Here is some of the neo-con thinking as artfully written in an essay by Congressman Ron Paul...

Influential neo-conservative, Michael Ledeen of the American Enterprise Institute

July 10, 2003 - “It’s true that we can achieve greatness if, and only if, we are properly led.” In other words, man is so depraved that individuals are incapable of moral, ethical and spiritual greatness, and achieving excellence and virtue can only come from a powerful authoritarian leader. What depraved ideas are these to now be influencing our leaders in Washington? The question Ledeen doesn’t answer is: “Why do the political leaders not suffer from the same shortcomings and where do they obtain their monopoly on wisdom?”

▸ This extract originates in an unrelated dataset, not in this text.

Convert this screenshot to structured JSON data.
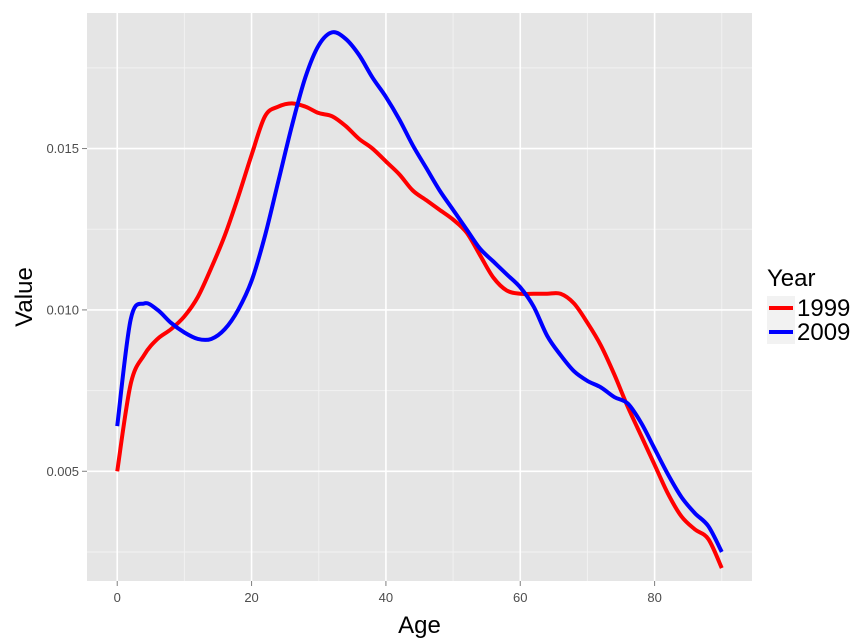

Once this trust is placed in the hands of a powerful leader, this neocon argues that certain tools are permissible to use. For instance: “Lying is central to the survival of nations and to the success of great enterprises, because if our enemies can count on the reliability of everything you say, your vulnerability is enormously increased.”

What about the effects of lying on one’s own people? Who cares if a leader can fool the enemy? Does calling it “strategic deception” make lying morally justifiable? Ledeen and Machiavelli argue that it does, as long as the survivability of the state is at stake.

Preserving the state is their goal, even if the personal liberty of all individuals has to be suspended or cancelled.

 
venomous1
#30
Hate to burst the bubble but American is not a Democracy....It is a republic... e.g. (Republic of China) Your government can wipe out the Constitution at its own convenience.